Snap Inc. (SNAP) - Get Report shares could shed more than $3 billion in value at the start of trading Wednesday after CEO Evan Spiegel said the group may need to completely re-think its messaging app design after a disastrous third quarter earnings report that has investors questioning its much-hyped decision to go public earlier this year.

Snap posted a loss of 14 cents a share in the three months ending in September while revenues, the bulk of which come from selling ads, did rise 61% to $208 million, but even that figure trailed analysts' estimates of $237 million. Revenues per user, a key metric for the group, increased to $1.17 but again fell shy of the Street consensus of $1.30.

The dispiriting numbers -- not to mention the stock's 48% decline since its post-IPO peak -- were not lost on the company's founders, including Spiegel, who essentially pledged a hard re-set of the hard-to-use app which is slowly losing the hold it once had on the imagination of users and investors alike.

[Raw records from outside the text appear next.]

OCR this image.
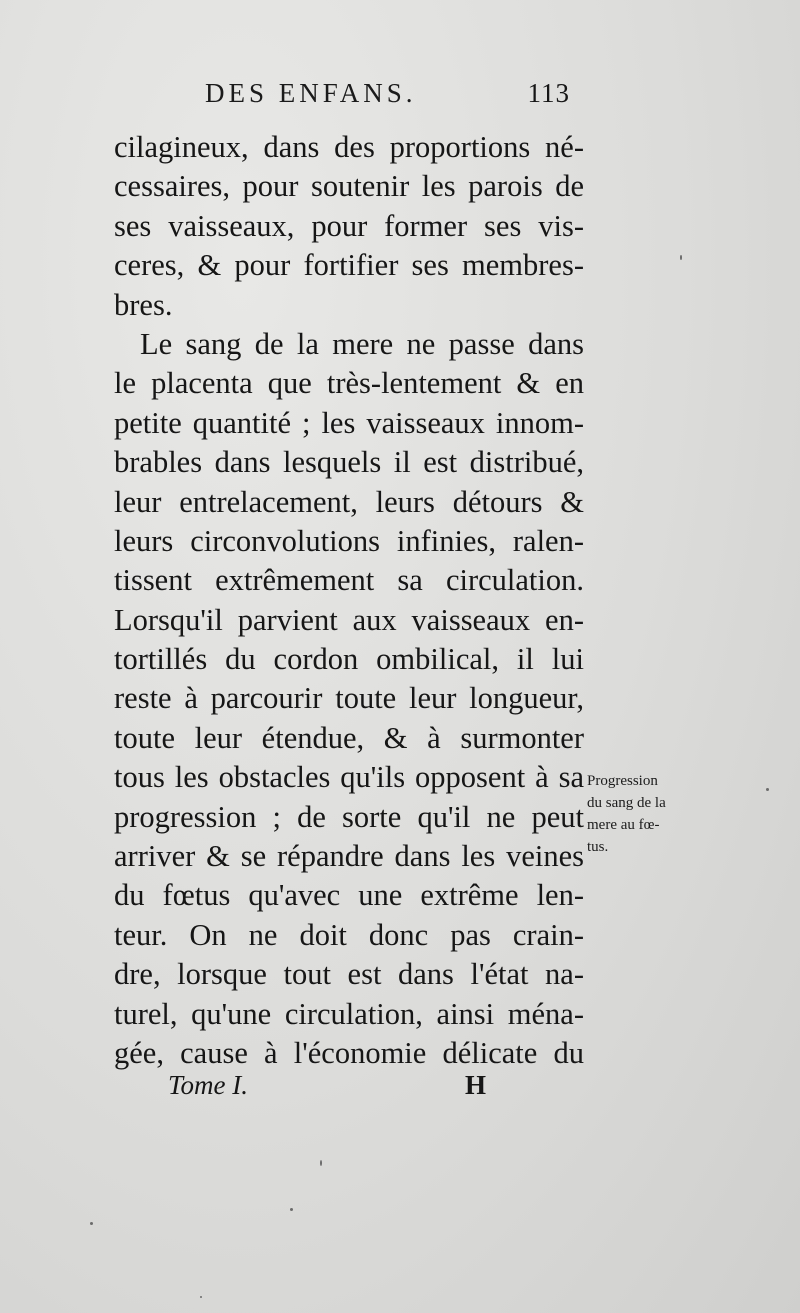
DES ENFANS.	113
cilagineux, dans des proportions né-
cessaires, pour soutenir les parois de
ses vaisseaux, pour former ses vis-
ceres, & pour fortifier ses membres-
bres.
Le sang de la mere ne passe dans
le placenta que très-lentement & en
petite quantité ; les vaisseaux innom-
brables dans lesquels il est distribué,
leur entrelacement, leurs détours &
leurs circonvolutions infinies, ralen-
tissent extrêmement sa circulation.
Lorsqu'il parvient aux vaisseaux en-
tortillés du cordon ombilical, il lui
reste à parcourir toute leur longueur,
toute leur étendue, & à surmonter
tous les obstacles qu'ils opposent à sa
progression ; de sorte qu'il ne peut
arriver & se répandre dans les veines
du fœtus qu'avec une extrême len-
teur. On ne doit donc pas crain-
dre, lorsque tout est dans l'état na-
turel, qu'une circulation, ainsi ména-
gée, cause à l'économie délicate du
Progression
du sang de la
mere au fœ-
tus.
Tome I.	H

"The one thing that we have heard over the years is that Snapchat is difficult to understand or hard to use, and our team has been working on responding to this feedback," Spiegel told investors on a conference call late Tuesday. "As a result, we are currently redesigning our application to make it easier to use."

TST Recommends

"There is a strong likelihood that the redesign of our application will be disruptive to our business in the short term, and we don't yet know how the behavior of our community will change when they begin to use our updated application," he added. "We're willing to take that risk for what we believe are substantial long-term benefits to our business."

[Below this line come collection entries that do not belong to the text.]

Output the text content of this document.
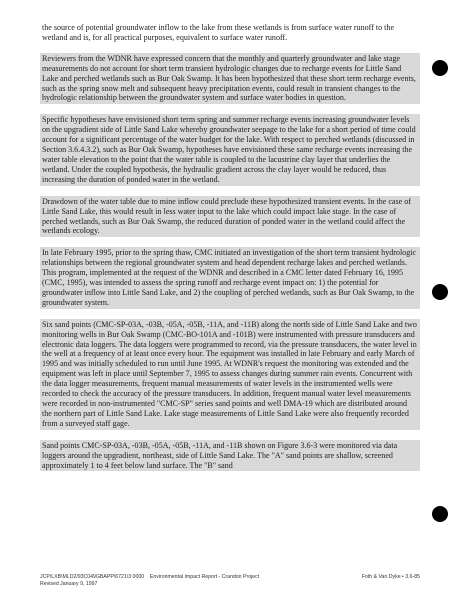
the source of potential groundwater inflow to the lake from these wetlands is from surface water runoff to the wetland and is, for all practical purposes, equivalent to surface water runoff.

Reviewers from the WDNR have expressed concern that the monthly and quarterly groundwater and lake stage measurements do not account for short term transient hydrologic changes due to recharge events for Little Sand Lake and perched wetlands such as Bur Oak Swamp. It has been hypothesized that these short term recharge events, such as the spring snow melt and subsequent heavy precipitation events, could result in transient changes to the hydrologic relationship between the groundwater system and surface water bodies in question.

Specific hypotheses have envisioned short term spring and summer recharge events increasing groundwater levels on the upgradient side of Little Sand Lake whereby groundwater seepage to the lake for a short period of time could account for a significant percentage of the water budget for the lake. With respect to perched wetlands (discussed in Section 3.6.4.3.2), such as Bur Oak Swamp, hypotheses have envisioned these same recharge events increasing the water table elevation to the point that the water table is coupled to the lacustrine clay layer that underlies the wetland. Under the coupled hypothesis, the hydraulic gradient across the clay layer would be reduced, thus increasing the duration of ponded water in the wetland.

Drawdown of the water table due to mine inflow could preclude these hypothesized transient events. In the case of Little Sand Lake, this would result in less water input to the lake which could impact lake stage. In the case of perched wetlands, such as Bur Oak Swamp, the reduced duration of ponded water in the wetland could affect the wetlands ecology.

In late February 1995, prior to the spring thaw, CMC initiated an investigation of the short term transient hydrologic relationships between the regional groundwater system and head dependent recharge lakes and perched wetlands. This program, implemented at the request of the WDNR and described in a CMC letter dated February 16, 1995 (CMC, 1995), was intended to assess the spring runoff and recharge event impact on: 1) the potential for groundwater inflow into Little Sand Lake, and 2) the coupling of perched wetlands, such as Bur Oak Swamp, to the groundwater system.

Six sand points (CMC-SP-03A, -03B, -05A, -05B, -11A, and -11B) along the north side of Little Sand Lake and two monitoring wells in Bur Oak Swamp (CMC-BO-101A and -101B) were instrumented with pressure transducers and electronic data loggers. The data loggers were programmed to record, via the pressure transducers, the water level in the well at a frequency of at least once every hour. The equipment was installed in late February and early March of 1995 and was initially scheduled to run until June 1995. At WDNR's request the monitoring was extended and the equipment was left in place until September 7, 1995 to assess changes during summer rain events. Concurrent with the data logger measurements, frequent manual measurements of water levels in the instrumented wells were recorded to check the accuracy of the pressure transducers. In addition, frequent manual water level measurements were recorded in non-instrumented "CMC-SP" series sand points and well DMA-19 which are distributed around the northern part of Little Sand Lake. Lake stage measurements of Little Sand Lake were also frequently recorded from a surveyed staff gage.

Sand points CMC-SP-03A, -03B, -05A, -05B, -11A, and -11B shown on Figure 3.6-3 were monitored via data loggers around the upgradient, northeast, side of Little Sand Lake. The "A" sand points are shallow, screened approximately 1 to 4 feet below land surface. The "B" sand

JCP/LXB\MLD2/93C049GBAPP\6721\3 0000 Environmental Impact Report - Crandon Project
Revised January 9, 1997
Foth & Van Dyke • 3.6-85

As TheStreet's founder, Jim Cramer noted, Snap's problems aren't only limited to its hard-to-grasp interface.

Snap's third quarter miss was also, at least in part, linked to a switch in its business structure that has the Venice, Calif.-based group moving to a digital auction platform for ad sales -- similar to those used by Google (GOOGL) - Get Report and Facebook (FB) - Get Report -- that will reduce prices in the short term for more scalability going forward.

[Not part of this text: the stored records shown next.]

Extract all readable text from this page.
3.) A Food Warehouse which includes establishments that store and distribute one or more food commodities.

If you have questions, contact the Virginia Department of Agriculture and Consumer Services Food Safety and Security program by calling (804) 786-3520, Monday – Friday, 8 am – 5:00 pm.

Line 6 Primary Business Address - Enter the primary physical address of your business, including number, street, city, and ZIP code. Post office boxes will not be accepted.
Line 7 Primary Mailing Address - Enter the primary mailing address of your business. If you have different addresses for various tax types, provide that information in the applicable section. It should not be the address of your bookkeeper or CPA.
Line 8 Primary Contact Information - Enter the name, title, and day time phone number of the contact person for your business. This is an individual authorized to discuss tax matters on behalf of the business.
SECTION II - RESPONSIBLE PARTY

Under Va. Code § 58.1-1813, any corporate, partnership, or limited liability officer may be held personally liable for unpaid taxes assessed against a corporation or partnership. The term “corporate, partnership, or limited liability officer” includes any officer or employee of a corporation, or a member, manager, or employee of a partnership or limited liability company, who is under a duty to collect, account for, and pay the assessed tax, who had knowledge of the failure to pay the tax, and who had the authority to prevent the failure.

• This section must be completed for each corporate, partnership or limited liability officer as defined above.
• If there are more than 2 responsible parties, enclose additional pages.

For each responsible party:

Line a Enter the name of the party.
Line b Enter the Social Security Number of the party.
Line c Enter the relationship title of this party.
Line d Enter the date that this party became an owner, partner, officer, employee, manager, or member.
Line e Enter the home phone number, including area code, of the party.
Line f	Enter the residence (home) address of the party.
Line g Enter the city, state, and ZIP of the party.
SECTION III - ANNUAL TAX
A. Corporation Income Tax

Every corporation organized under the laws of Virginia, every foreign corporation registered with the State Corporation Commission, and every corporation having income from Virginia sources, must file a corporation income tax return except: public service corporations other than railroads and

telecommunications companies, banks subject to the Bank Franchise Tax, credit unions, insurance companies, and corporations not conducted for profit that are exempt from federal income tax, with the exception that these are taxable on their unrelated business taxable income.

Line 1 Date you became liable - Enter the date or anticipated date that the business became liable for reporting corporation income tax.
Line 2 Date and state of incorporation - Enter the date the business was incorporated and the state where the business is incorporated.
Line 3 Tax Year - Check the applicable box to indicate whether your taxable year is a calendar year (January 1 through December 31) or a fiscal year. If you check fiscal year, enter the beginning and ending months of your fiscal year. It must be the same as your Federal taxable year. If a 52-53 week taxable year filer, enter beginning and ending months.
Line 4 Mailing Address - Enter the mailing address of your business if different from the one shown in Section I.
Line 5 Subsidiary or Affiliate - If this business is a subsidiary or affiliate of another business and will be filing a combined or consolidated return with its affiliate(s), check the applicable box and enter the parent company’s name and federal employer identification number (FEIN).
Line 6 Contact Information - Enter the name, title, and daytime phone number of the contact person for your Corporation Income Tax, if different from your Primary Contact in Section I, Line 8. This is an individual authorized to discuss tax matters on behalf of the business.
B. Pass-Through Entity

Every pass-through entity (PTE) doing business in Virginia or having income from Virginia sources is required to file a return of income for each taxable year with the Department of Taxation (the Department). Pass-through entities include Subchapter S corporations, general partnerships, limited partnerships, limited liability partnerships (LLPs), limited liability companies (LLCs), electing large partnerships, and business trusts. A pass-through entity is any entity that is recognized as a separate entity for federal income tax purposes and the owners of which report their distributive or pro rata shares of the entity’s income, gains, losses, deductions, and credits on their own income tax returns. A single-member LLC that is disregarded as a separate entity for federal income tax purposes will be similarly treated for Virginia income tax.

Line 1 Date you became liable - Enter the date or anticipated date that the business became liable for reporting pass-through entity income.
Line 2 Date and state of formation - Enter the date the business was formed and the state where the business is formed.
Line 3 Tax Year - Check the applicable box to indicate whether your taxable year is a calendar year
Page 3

The group also booked a $40 million charge linked to a heap of unsold 'Snap Spectacles', which had an inbuilt camera, that were launched with much fanfare earlier this year and failed to take off.

Swiss investment bank UBS AG (UBS) - Get Report clipped its price target for Snap to $7 a share in a research note entitled: SNAP Crackle Flop - Scaling Users & Ad Business Proves Challenging. JPMorgan also reduced its view on Snap to underweight with a price target of $10 per share.

Snap shares were marked 20.6% lower in pre-market trading in New York, indicating and opening price of $12 each at the start of trading Wednesday. That would hive around $3.25 billion from the company's market cap which, at the peak of its post-IPO trading -- $29.44 -- was valued at $33 billion.